Le Classi d’Ingresso: Moto3 e PreMoto3
Il vivaio italiano continua a sfornare talenti, ma deve fare i conti con l’ “armada” spagnola.

Moto3: Vicente Perez Selfa ha dimostrato perché è considerato un pilota di livello internazionale. La sua capacità di staccare profondo alla “Bucine” ha fatto la differenza in un arrivo in volata che ha visto i primi cinque piloti racchiusi in meno di un secondo.

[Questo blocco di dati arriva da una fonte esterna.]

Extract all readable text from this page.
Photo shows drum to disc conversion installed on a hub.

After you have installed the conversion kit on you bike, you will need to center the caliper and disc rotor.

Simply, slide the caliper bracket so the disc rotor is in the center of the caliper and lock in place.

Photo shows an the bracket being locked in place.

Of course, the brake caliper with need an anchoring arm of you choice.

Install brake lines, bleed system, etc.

Moto4/PreMoto3: Le piccole cilindrate hanno sofferto maggiormente il fondo viscido della domenica. Molti i ritiri eccellenti, tra cui quello del leader Luca Rizzi, che ha però limitato i danni grazie ai punti accumulati il sabato.

Analisi Tecnica: Gestire il Mugello
Correre al Mugello nel 2026 richiede un bilanciamento perfetto tra aerodinamica e potenza. Le moderne ali utilizzate in SBK hanno creato qualche grattacapo nel cambio di direzione tra le Arrabbiata 1 e 2, dove la stabilità è tutto.

Punti Chiave del Weekend:
La Velocità di Punta: Sul rettilineo da 1.1 km, le SBK hanno sfiorato i 315 km/h, mettendo a dura prova gli impianti frenanti alla prima staccata.

Strategia Gomme: In Gara 2, chi ha scelto una mescola rain troppo morbida ha sofferto negli ultimi giri a causa dell’asfalto che andava drenando l’acqua più velocemente del previsto.

Sguardo al Futuro: Imola ci attende
Con le classifiche così corte, il prossimo round di Imola sarà decisivo. Il circuito del Santerno, con le sue varianti e i suoi saliscendi tecnici, favorirà le moto più agili, mettendo potenzialmente in crisi chi ha puntato tutto sulla potenza pura mostrata al Mugello.

“Vincere qui è speciale, ma la costanza è ciò che ti fa alzare il trofeo a fine anno. Abbiamo dimostrato di esserci sia col sole che con l’acqua.” – Alessandro Delbianco, Leader Classifica SBK.


ecco l’ordine di arrivo dettagliato per le principali categorie del weekend al Mugello (9-10 maggio 2026). Il fine settimana è stato diviso a metà: Gara 1 disputata su pista asciutta e Gara 2 sotto la pioggia battente.

SUPERBIKE (SBK)
Gara 1 (Sabato – Asciutto)
Michele Pirro (Ducati) – 14 giri in 23’45”

Alessandro Delbianco (Yamaha) +3.120

Gabriele Giannini (Honda) +5.450

Luca Bernardi (Aprilia) +8.900

Riccardo Russo (Yamaha) +12.300

Gara 2 (Domenica – Bagnato)
Alessandro Delbianco (Yamaha) – 12 giri (accorciata per meteo)

Samuele Cavalieri (Aprilia) +2.450

Michele Pirro (Ducati) +6.100

Roberto Tamburini (Yamaha) +10.200

Gabriele Giannini (Honda) +15.800

SUPERSPORT 600 NG
Gara 1 (Sabato)
Niccolò Antonelli (Ducati)

Kevin Zannoni (Ducati) +0.120

Federico Fuligni (Ducati) +0.450

Andrea Giombini (Ducati) +1.200

Stefano Valtulini (Yamaha) +3.500

Gara 2 (Domenica)
Federico Fuligni (Ducati)

Kevin Zannoni (Ducati) +4.200

Emanuele Pusceddu (Yamaha) +12.100

Lorenzo Dalla Porta (Yamaha) +14.500

Luca Ottaviani (MV Agusta) +18.900

MOTO3
Gara 1 (Sabato)
Luca Da Dalt

Valentino Sponga +0.045

Vicente Perez Selfa +0.090

Elia Bartolini +0.500

Erik Michielon +1.200

Gara 2 (Domenica)
Vicente Perez Selfa

Valentino Sponga +1.100

Marcos Ruda +5.400

Luca Da Dalt +8.200

Leonardo Abruzzo +15.300

PREMOTO3
Pos. Gara 1 (Sabato) Gara 2 (Domenica)
1° Matteo Gabarrini Edoardo Savino
2° Luana Giuliani Luana Giuliani
3° Lorenzo Pritelli Matteo Gabarrini
SINTESI TECNICA DEL WEEKEND
Giro veloce SBK: Michele Pirro in 1’49″8 (Gara 1).

Velocità massima: 316,4 km/h registrata dalla Ducati di Pirro sul rettilineo dei box.